30 March 2017

Lessons the IMF can learn from its mistakes in Mozambique

By Charlotte Baly

Just a few years ago, Mozambique was the darling of the foreign investment scene. The civil war had ended in 1992, offshore natural gas had been discovered in 2012, and democratic elections had become the norm.

The country looked set to become Africa’s boom nation. Instead, it has become a cautionary story of how foreign aid and indigenous corruption have combined to undermine Africa’s future.

Back in 2005, under its former president Joaquim Chissano, Mozambique secured billions of dollars worth of debt relief from international organisations, ultimately funded by the Western taxpayer.

Yet the country – which despite its high growth rate and enormous new oil projects is still one of the world’s poorest – was still heavily dependent on foreign aid. This, however, had shifted from project aid, under which foreign donors pay for particular projects, to direct budgetary support.

The idea was that by giving the money to the state, Mozambique could build up a functioning public sector rather than relying on programmes implemented by outsiders. This freedom, it was argued, would lead to increased government ownership of the development process, and an increased commitment to poverty alleviation.

The first serious alarm bell rang in 2013, when it was revealed that a tuna fishing company called Ematum had been given an $850 million loan to finance a new fishing fleet. This was peculiar, because the government had just awarded exclusive fishing rights to Oceanfresh, a company which runs tuna trawlers, for the next five years. It subsequently emerged that Ematum had connections to the state’s security and intelligence services – and that at least part of the money was used to purchase arms.

Soon enough, the scheme collapsed. Ematum’s non-existent income could not service the $850 million debt. Since that debt had been backed by the state, the state ended up paying the price. Or rather, it couldn’t: in January, Mozambique defaulted on the government “tuna bonds” and last week the government missed a $119.2 million payment due on another loan, the second major default in as many months.

At the request of the IMF, Kroll Inc. is currently carrying out a financial audit on Mozambique, paid for by Sweden – or rather on three hastily created Mozambican companies, ProIndicus, Ematum and MAM (Mozambique Asset Management), which took out loans from European banks (Credit Suisse and VTB) amounting to over $2 billion and placed them under Mozambique state guarantee. The audit will determine how and when the IMF and Western donors resume their lending – whether the country as a whole goes bankrupt or receives another comprehensive debt cancellation.

There are obviously huge questions to answer within Mozambique’s government about the nature of the loans, and the secrecy with which they were arranged. But there are equally huge questions for the international community – and in particular the IMF – to confront.

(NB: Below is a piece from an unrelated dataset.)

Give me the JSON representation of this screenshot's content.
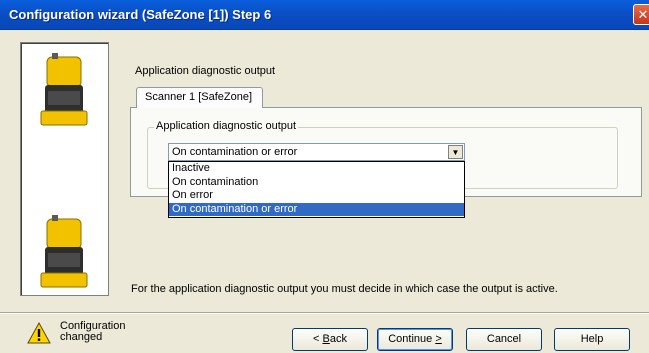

International aid, and debt relief, is not meant to give countries the fiscal leeway to take on commercial debt via international banks. And indeed there are conditions attached to such funds: for example, the recipient nation must be prudent in project selection and debt acquisitions, and must use any funds saved for poverty reduction.

These are all laudable aims – but they are rarely enforced. Even though Mozambique breached what meagre conditions were attached to the money, the IMF and World Bank continued a steady flow of aid for another three years after the Ematum loan was discovered. The IMF’s Africa Director claimed that he could only rely on information given by the Mozambican government – and its debt report showed no loan.

Such procedures are grossly inadequate. Who is being vigilant about how the money – our money – is spent? Where is the punitive action?

Eventually, the IMF called a halt to Mozambican aid in April 2016. But the intention is self-evidently that aid would resume at the audit’s conclusion on 28th April 2017.

A policy of gentle encouragement and the occasional stern warning is simply not good enough. It is time the IMF stopped playing with taxpayers’ money and wrapped it in some legally effective policy instruments. An example would be: “No government within the Heavily Indebted Poor Countries programme may take on any debt obligation, directly or indirectly, without legal endorsement by the IMF”. If this is deemed a too great an infringement of national sovereignty, the government can always decline the aid, or stick to private finance.

Unfortunately, the IMF operates via friendly nudge rather than legal requirement – and is seemingly blind to the likely effects of granting financial freedom to government officials with no proper scrutiny, domestic or international.

Default or no default, there is hope for Mozambique. The Rovuma offshore gas field holds the equivalent of the entire gas reserves of Nigeria, and its development constitutes the largest investment of its kind in sub-Saharan Africa, at $100 billion. When LNG production gets going, Standard Bank estimates that it could stoke a nine-fold increase in the economy by 2035.

But the discovery of natural gas was a stroke of luck for an otherwise beleaguered state, beset by chronic poverty made worse by a ruling elite on the make. The IMF and World Bank had a unique opportunity to use international funds to help forge a path towards accountability, transparency and financial security. Unfortunately, their wanton naiveté meant that corruption won the day. The price is being paid by the donor nations, and worse, by Mozambicans themselves.